Diejenigen, die mehr oder weniger, wenn auch mit Scharfsinn und Geistreichigkeit, dem Rationalismus zugeneigt sind, die werden schon schimpfen, wenn sie das zu Gesicht, zum geistigen Gesichte bekommen, was da ausströmte von dem Areopagiten, und was dann eine letzte bedeutende Offenbarung fand in diesem Erigena. Er war in den letzten Lebensjahren noch Benediktinerprior.
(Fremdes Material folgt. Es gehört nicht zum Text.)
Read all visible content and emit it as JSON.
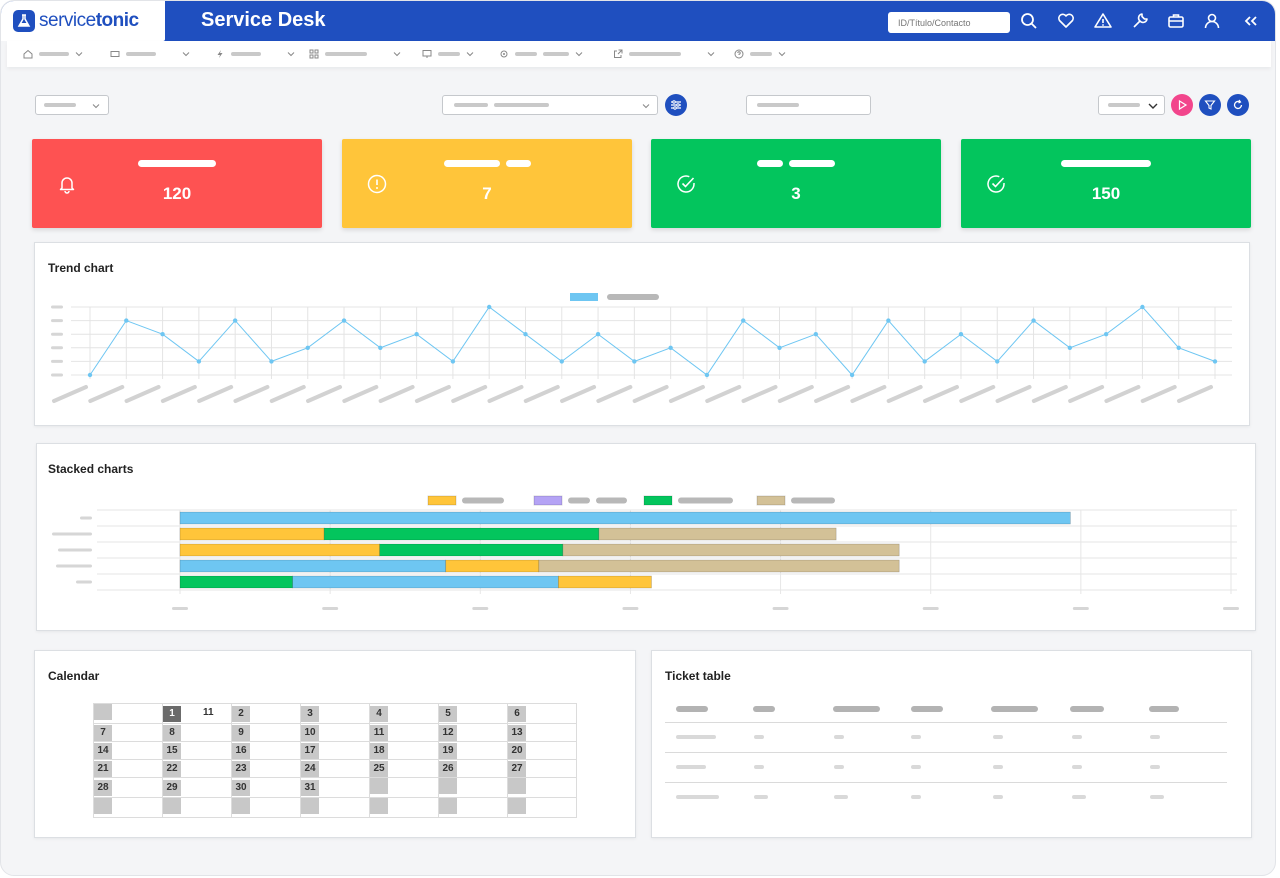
{
  "header": {
    "brand_prefix": "service",
    "brand_suffix": "tonic",
    "app_title": "Service Desk",
    "search_placeholder": "ID/Título/Contacto",
    "icons": [
      "search-icon",
      "heart-icon",
      "warning-icon",
      "wrench-icon",
      "briefcase-icon",
      "user-icon",
      "collapse-icon"
    ]
  },
  "nav": {
    "items": [
      "home-icon",
      "ticket-icon",
      "bolt-icon",
      "grid-icon",
      "monitor-icon",
      "gear-icon",
      "external-link-icon",
      "help-icon"
    ]
  },
  "kpis": [
    {
      "value": "120",
      "color": "#fe5252",
      "icon": "bell-icon"
    },
    {
      "value": "7",
      "color": "#ffc53a",
      "icon": "alert-circle-icon"
    },
    {
      "value": "3",
      "color": "#03c55d",
      "icon": "check-circle-icon"
    },
    {
      "value": "150",
      "color": "#03c55d",
      "icon": "check-circle-icon"
    }
  ],
  "trend": {
    "title": "Trend chart",
    "legend_color": "#6ec6f2"
  },
  "stacked": {
    "title": "Stacked charts",
    "colors": [
      "#ffc53a",
      "#b4a3f5",
      "#03c55d",
      "#d3c197",
      "#6ec6f2"
    ]
  },
  "calendar": {
    "title": "Calendar",
    "today": "1",
    "today_extra": "11",
    "weeks": [
      [
        "",
        "1",
        "2",
        "3",
        "4",
        "5",
        "6"
      ],
      [
        "7",
        "8",
        "9",
        "10",
        "11",
        "12",
        "13"
      ],
      [
        "14",
        "15",
        "16",
        "17",
        "18",
        "19",
        "20"
      ],
      [
        "21",
        "22",
        "23",
        "24",
        "25",
        "26",
        "27"
      ],
      [
        "28",
        "29",
        "30",
        "31",
        "",
        "",
        ""
      ],
      [
        "",
        "",
        "",
        "",
        "",
        "",
        ""
      ]
    ]
  },
  "tickets": {
    "title": "Ticket table"
  },
  "chart_data": [
    {
      "type": "line",
      "title": "Trend chart",
      "x": [
        1,
        2,
        3,
        4,
        5,
        6,
        7,
        8,
        9,
        10,
        11,
        12,
        13,
        14,
        15,
        16,
        17,
        18,
        19,
        20,
        21,
        22,
        23,
        24,
        25,
        26,
        27,
        28,
        29,
        30,
        31,
        32
      ],
      "series": [
        {
          "values": [
            0,
            4,
            3,
            1,
            4,
            1,
            2,
            4,
            2,
            3,
            1,
            5,
            3,
            1,
            3,
            1,
            2,
            0,
            4,
            2,
            3,
            0,
            4,
            1,
            3,
            1,
            4,
            2,
            3,
            5,
            2,
            1
          ]
        }
      ],
      "ylim": [
        0,
        5
      ],
      "grid": true,
      "legend": "top-center"
    },
    {
      "type": "bar",
      "orientation": "horizontal",
      "stacked": true,
      "title": "Stacked charts",
      "xlim": [
        0,
        7
      ],
      "grid": true,
      "legend": "top-center",
      "rows": [
        [
          {
            "color": "#6ec6f2",
            "value": 5.93
          }
        ],
        [
          {
            "color": "#ffc53a",
            "value": 0.96
          },
          {
            "color": "#03c55d",
            "value": 1.83
          },
          {
            "color": "#d3c197",
            "value": 1.58
          }
        ],
        [
          {
            "color": "#ffc53a",
            "value": 1.33
          },
          {
            "color": "#03c55d",
            "value": 1.22
          },
          {
            "color": "#d3c197",
            "value": 2.24
          }
        ],
        [
          {
            "color": "#6ec6f2",
            "value": 1.77
          },
          {
            "color": "#ffc53a",
            "value": 0.62
          },
          {
            "color": "#d3c197",
            "value": 2.4
          }
        ],
        [
          {
            "color": "#03c55d",
            "value": 0.75
          },
          {
            "color": "#6ec6f2",
            "value": 1.77
          },
          {
            "color": "#ffc53a",
            "value": 0.62
          }
        ]
      ]
    }
  ]
}
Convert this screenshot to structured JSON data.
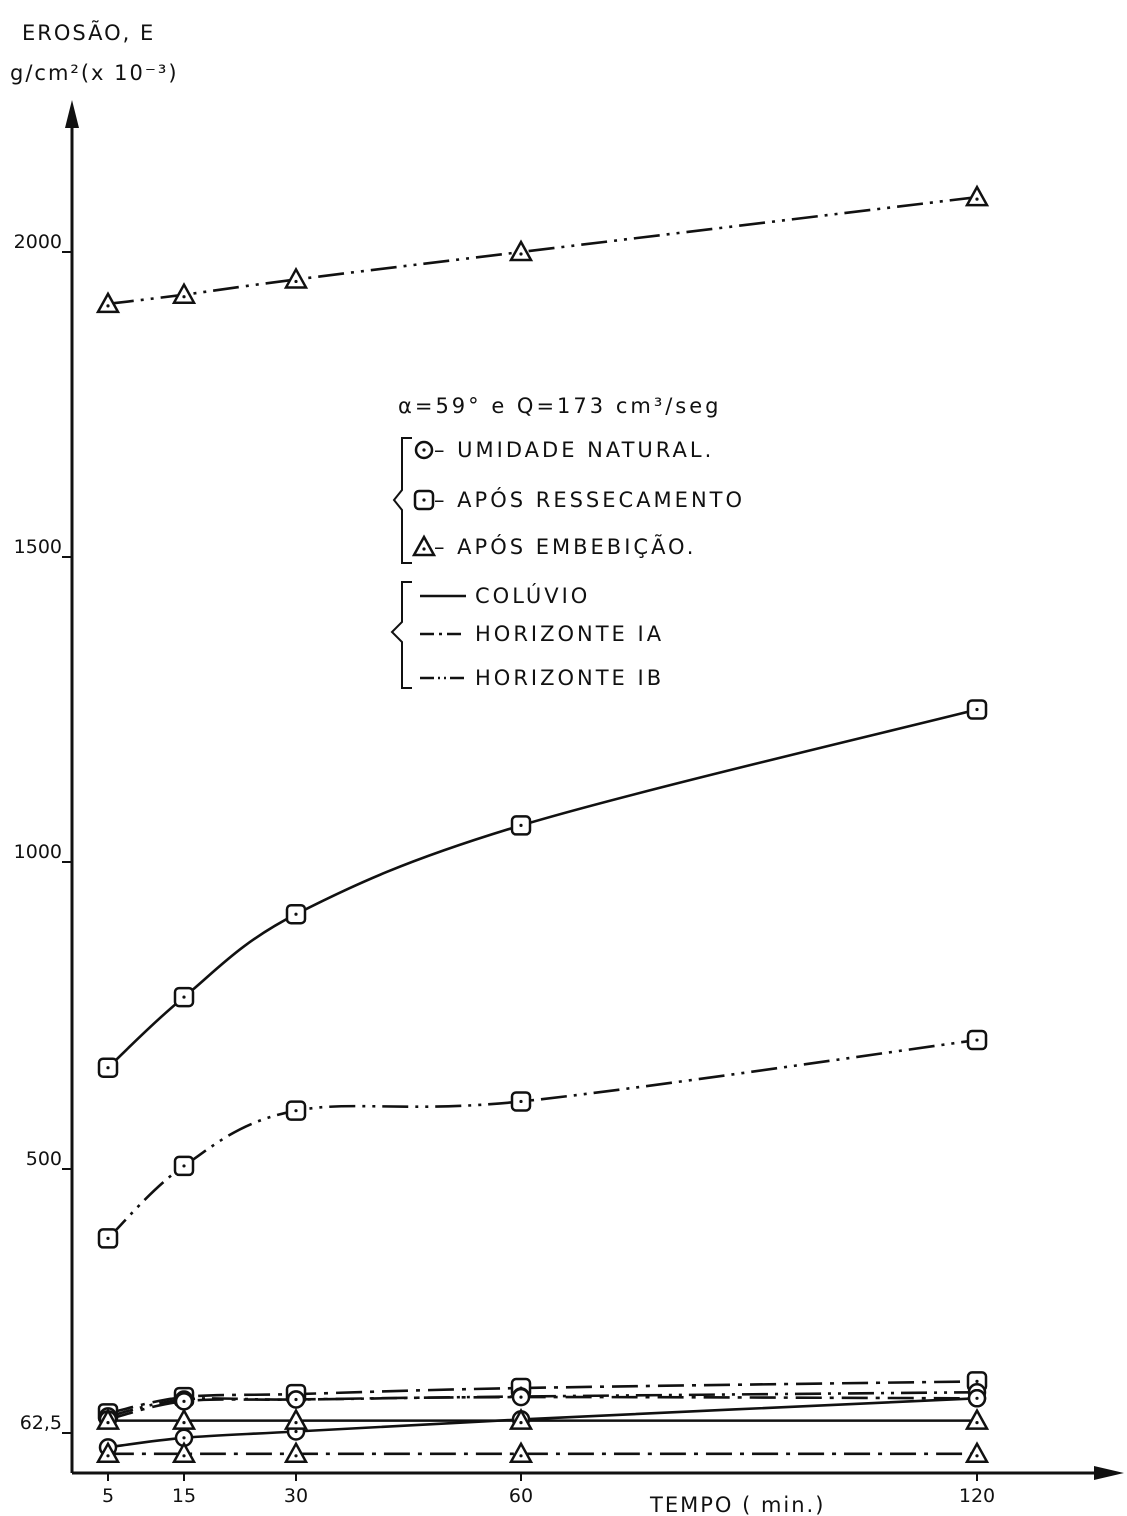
{
  "chart_data": {
    "type": "line",
    "ylabel_line1": "EROSÃO, E",
    "ylabel_line2": "g/cm²(x 10⁻³)",
    "xlabel": "TEMPO ( min.)",
    "x": [
      5,
      15,
      30,
      60,
      120
    ],
    "x_tick_labels": [
      "5",
      "15",
      "30",
      "60",
      "120"
    ],
    "y_ticks": [
      62.5,
      500,
      1000,
      1500,
      2000
    ],
    "y_tick_labels": [
      "62,5",
      "500",
      "1000",
      "1500",
      "2000"
    ],
    "legend": {
      "condition": "α=59° e Q=173 cm³/seg",
      "markers": [
        {
          "symbol": "circle-dot",
          "label": "– UMIDADE NATURAL."
        },
        {
          "symbol": "square-dot",
          "label": "– APÓS RESSECAMENTO"
        },
        {
          "symbol": "triangle-dot",
          "label": "– APÓS EMBEBIÇÃO."
        }
      ],
      "lines": [
        {
          "style": "solid",
          "label": "COLÚVIO"
        },
        {
          "style": "dash-dot",
          "label": "HORIZONTE IA"
        },
        {
          "style": "dash-dot-dot",
          "label": "HORIZONTE IB"
        }
      ]
    },
    "series": [
      {
        "marker": "triangle-dot",
        "line": "dash-dot-dot",
        "values": [
          1915,
          1930,
          1955,
          2000,
          2090
        ]
      },
      {
        "marker": "square-dot",
        "line": "solid",
        "values": [
          665,
          780,
          915,
          1060,
          1250
        ]
      },
      {
        "marker": "square-dot",
        "line": "dash-dot-dot",
        "values": [
          385,
          505,
          595,
          610,
          710
        ]
      },
      {
        "marker": "square-dot",
        "line": "dash-dot",
        "values": [
          95,
          122,
          127,
          137,
          148
        ]
      },
      {
        "marker": "circle-dot",
        "line": "dash-dot-dot",
        "values": [
          90,
          118,
          118,
          123,
          130
        ]
      },
      {
        "marker": "circle-dot",
        "line": "dash-dot",
        "values": [
          85,
          115,
          118,
          122,
          120
        ]
      },
      {
        "marker": "circle-dot",
        "line": "solid",
        "values": [
          40,
          55,
          65,
          85,
          120
        ]
      },
      {
        "marker": "triangle-dot",
        "line": "solid",
        "values": [
          83,
          83,
          83,
          83,
          83
        ]
      },
      {
        "marker": "triangle-dot",
        "line": "dash-dot",
        "values": [
          30,
          30,
          30,
          30,
          30
        ]
      }
    ],
    "colors": {
      "ink": "#111111",
      "background": "#ffffff"
    }
  }
}
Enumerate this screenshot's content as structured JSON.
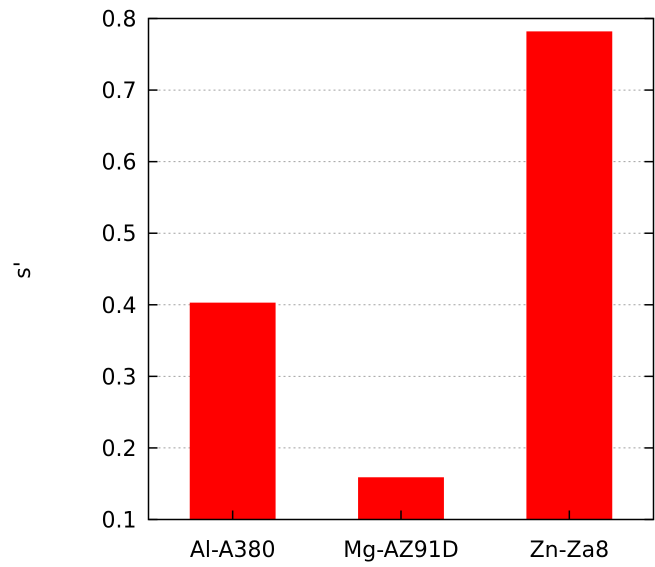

Aber seine eigenen Mönche haben ihn, wie die Sage sagt – die Sage, ich sage ja nicht, daß das wörtlich wahr ist, aber wenn es nicht ganz wahr ist, so ist es annähernd wahr –, die haben ihn so lange mit Stecknadeln bearbeitet, bis er tot war, weil er noch den Plotinismus hereinbrachte in das 9. Jahrhundert. Aber über ihn hinaus lebten seine Ideen, die zugleich die weitere Fortbildung der Ideen des Areopagiten waren. Seine Schriften sind mehr oder weniger bis in spätere Zeiten hinein verschwunden gewesen; sie sind dann ja auf die Nachwelt gekommen. Im 12. Jahrhundert ist Scotus Erigena als Ketzer erklärt worden. Aber das hat ja noch nicht eine solche Bedeutung gehabt wie später und wie heute. Trotzdem sind Albertus Magnus und Thomas von Aquino tief beeinflußt auch von den Ideen des Scotus Erigena. [6] Auch Scotus Erigena hat einverwoben gehabt ein Abbild des Ätherleibes des Jesus (siehe: Abbilder). [7]

Zitate:

[1]  GA 101, Seite 173   (Ausgabe 1987, 288 Seiten)
[2]  GA 52, Seite 83   (Ausgabe 1972, 442 Seiten)
[3]  GA 51, Seite 120   (Ausgabe 1983, 360 Seiten)
[4]  GA 51, Seite 144   (Ausgabe 1983, 360 Seiten)
[5]  GA 18, Seite 88   (Ausgabe 1955, 688 Seiten)
[6]  GA 74, Seite 51   (Ausgabe 1967, 117 Seiten)
[7]  GA 109, Seite 58   (Ausgabe 1979, 304 Seiten)

Quellen:

GA 18:  Die Rätsel der Philosophie. in ihrer Geschichte als Umriß dargestellt (1914)
GA 51:  Über Philosophie, Geschichte und Literatur. Darstellungen an der «Arbeiterbildungsschule» und der «Freien Hochschule» in Berlin (1901/1905)
GA 52:  Spirituelle Seelenlehre und Weltbetrachtung (1903/1904)
GA 74:  Die Philosophie des Thomas von Aquino (1920)
GA 101:  Mythen und Sagen. Okkulte Zeichen und Symbole (1907)
GA 109:  Das Prinzip der spirituellen Ökonomie im Zusammenhang mit Wiederverkörperungsfragen. Ein Aspekt der geistigen Führung der Menschheit (1909)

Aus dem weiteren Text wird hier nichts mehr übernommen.